Great horsemen and women don’t get amazing results because their horses are specially trained. They impress because they notice things we don’t. They react to messages we haven’t even seen or heard. They have more responsive horses because they themselves are more responsive.
For a new soccer- kayak, or riding fan, lots of important developments will go completely unnoticed. That’s why the uninformed think certain sports are so ‘boring.’ Or as horseman Mike Kevil noted, ‘watching a colt starting can be a little like watching paint dry.”
- Was there a time in your life when you didn’t know what ear pinning meant?

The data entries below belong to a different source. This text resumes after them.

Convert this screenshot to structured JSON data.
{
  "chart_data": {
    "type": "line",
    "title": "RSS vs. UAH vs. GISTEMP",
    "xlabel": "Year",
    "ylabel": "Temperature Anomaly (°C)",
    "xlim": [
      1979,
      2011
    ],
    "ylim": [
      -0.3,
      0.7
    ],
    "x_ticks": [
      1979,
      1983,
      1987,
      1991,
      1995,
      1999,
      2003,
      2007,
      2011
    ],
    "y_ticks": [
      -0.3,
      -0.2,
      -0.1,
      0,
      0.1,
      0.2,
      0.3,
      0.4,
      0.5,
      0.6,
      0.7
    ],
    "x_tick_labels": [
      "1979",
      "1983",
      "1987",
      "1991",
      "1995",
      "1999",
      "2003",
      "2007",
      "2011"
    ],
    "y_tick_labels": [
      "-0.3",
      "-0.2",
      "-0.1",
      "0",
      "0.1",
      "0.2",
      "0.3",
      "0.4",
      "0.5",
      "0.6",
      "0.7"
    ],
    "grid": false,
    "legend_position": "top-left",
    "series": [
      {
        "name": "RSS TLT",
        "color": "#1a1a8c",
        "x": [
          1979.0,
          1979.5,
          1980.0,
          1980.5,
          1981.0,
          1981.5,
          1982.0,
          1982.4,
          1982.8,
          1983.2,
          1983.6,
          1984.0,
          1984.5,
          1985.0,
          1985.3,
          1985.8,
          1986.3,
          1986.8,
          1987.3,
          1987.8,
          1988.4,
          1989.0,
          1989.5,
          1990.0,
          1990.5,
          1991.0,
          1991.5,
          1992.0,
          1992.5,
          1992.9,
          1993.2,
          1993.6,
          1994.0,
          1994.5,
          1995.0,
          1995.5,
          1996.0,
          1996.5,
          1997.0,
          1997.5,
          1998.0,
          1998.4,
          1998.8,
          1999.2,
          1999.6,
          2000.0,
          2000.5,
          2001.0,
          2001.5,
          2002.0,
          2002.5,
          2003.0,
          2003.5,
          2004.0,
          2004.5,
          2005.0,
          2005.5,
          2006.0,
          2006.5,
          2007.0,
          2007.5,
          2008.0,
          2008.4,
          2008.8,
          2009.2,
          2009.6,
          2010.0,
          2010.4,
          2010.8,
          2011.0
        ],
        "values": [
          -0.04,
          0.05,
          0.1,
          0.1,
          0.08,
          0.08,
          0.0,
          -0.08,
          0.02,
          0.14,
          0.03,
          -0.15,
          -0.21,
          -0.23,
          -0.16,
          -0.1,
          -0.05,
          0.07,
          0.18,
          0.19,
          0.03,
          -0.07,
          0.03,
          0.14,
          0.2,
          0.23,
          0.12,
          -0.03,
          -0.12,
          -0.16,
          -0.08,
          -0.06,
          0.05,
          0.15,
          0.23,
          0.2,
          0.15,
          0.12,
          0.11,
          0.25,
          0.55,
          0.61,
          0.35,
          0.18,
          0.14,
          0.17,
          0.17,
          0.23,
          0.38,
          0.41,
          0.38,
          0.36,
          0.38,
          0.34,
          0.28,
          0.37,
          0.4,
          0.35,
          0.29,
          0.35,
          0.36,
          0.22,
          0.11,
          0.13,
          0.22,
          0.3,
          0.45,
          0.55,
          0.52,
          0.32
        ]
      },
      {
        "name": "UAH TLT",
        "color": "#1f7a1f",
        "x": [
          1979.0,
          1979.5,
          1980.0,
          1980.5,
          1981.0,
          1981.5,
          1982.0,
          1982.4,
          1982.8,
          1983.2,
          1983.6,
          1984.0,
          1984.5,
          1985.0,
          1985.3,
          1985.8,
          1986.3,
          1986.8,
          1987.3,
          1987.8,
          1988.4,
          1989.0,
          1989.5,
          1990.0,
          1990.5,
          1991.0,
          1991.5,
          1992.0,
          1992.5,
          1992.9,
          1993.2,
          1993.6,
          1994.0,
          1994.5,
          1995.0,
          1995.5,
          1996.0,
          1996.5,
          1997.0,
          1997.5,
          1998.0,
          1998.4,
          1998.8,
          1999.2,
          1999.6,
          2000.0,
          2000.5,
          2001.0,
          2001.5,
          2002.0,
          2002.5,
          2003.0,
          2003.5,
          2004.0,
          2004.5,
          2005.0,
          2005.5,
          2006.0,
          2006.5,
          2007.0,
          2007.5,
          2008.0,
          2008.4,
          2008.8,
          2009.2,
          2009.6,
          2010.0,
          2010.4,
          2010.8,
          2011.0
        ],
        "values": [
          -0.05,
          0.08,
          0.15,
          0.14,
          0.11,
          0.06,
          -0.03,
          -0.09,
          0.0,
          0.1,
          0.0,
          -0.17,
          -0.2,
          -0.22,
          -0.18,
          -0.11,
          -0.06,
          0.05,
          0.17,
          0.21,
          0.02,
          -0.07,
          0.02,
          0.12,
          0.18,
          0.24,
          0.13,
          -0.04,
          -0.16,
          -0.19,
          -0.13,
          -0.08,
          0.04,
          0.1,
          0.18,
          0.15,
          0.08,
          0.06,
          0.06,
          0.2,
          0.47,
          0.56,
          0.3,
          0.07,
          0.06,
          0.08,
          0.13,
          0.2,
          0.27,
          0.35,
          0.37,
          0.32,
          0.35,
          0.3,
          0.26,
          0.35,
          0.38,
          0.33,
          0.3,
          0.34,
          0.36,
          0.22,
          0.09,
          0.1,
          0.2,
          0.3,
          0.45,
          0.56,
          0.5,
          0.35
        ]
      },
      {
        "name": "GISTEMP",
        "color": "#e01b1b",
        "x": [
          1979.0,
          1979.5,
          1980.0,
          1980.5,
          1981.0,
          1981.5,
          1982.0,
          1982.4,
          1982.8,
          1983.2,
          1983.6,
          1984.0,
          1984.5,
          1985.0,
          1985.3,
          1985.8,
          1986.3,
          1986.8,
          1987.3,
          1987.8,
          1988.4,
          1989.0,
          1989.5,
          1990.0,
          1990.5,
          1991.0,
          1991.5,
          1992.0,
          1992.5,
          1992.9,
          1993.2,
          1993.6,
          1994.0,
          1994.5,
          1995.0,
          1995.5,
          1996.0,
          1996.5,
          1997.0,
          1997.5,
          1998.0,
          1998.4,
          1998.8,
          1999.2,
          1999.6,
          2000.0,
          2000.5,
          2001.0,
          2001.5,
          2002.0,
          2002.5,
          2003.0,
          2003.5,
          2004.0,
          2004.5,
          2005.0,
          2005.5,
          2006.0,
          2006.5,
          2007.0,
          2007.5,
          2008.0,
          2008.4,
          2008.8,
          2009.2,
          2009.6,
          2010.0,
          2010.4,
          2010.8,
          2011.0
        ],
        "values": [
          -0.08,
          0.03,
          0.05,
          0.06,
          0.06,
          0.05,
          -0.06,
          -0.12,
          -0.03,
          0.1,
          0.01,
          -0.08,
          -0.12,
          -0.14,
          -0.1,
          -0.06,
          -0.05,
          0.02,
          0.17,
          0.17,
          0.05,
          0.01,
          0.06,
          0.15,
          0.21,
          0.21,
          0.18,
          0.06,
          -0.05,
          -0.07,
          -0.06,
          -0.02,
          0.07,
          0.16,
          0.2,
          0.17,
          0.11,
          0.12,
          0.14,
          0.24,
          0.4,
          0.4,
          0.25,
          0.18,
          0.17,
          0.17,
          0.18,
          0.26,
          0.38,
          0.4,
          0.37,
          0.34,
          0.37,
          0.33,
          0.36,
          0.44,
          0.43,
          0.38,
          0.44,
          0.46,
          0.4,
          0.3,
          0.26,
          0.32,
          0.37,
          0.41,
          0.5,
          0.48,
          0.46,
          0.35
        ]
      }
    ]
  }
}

- Did you always know that lip-licking was a ‘pressure’s off’ reaction?
- Can you now sense each individual hoof fall when you ride?
Time with horses, awareness, and experience will teach you these things if you let them. And as you develop, actions and reactions will become less conscious efforts. Horses and humans are both capable of forming neural pathways of habit and muscle memory.
Defined without ruler, stopwatch, or scale –
It’s no wonder so many masters struggle to define it with words, direction, or measurement. How do you quantify a process, full of tiny, split-second movements and choices? In any given minute, there might be a dozen horse-human interactions. Some are deliberate. Some are subconscious. Some are unwitting.
Or, as Aidan writes:
“When I play soccer, I don’t feel like I am the one who is playing. My body knows much better where to pass, where to run, where to situate myself, when to tackle (and when not to) than I do. Before I even have the chance to think, my body is already acting. Hence the painting that paints itself.”
Need some more examples of feel?
- Hans, the Clever Horse, had a great feel for reacting to the actions of his owner. When the man straightened his back, Hans knew to stop tapping his hoof. His owner didn’t even realize the message his body language sent. But Hans did.
- Elephant researchers had a nice feel when testing to see if the animals could use tools. They recognized that if elephants had to sacrifice their sense of touch and smell by using their trunk, that tool use would be unlikely. So, giving them sticks to reach food was inappropriate. Instead, they put the food up high and gave them a box to stand on.
Bingo. Elephants can use tools.
Looking for some fun, human-to-human examples of feel in Pop Culture?
- Mrs. Hughes, head housekeeper at Downton Abbey, has a great feel for the dynamics of the house.
- Michael Scott of The Office does not have feel. Of any sort.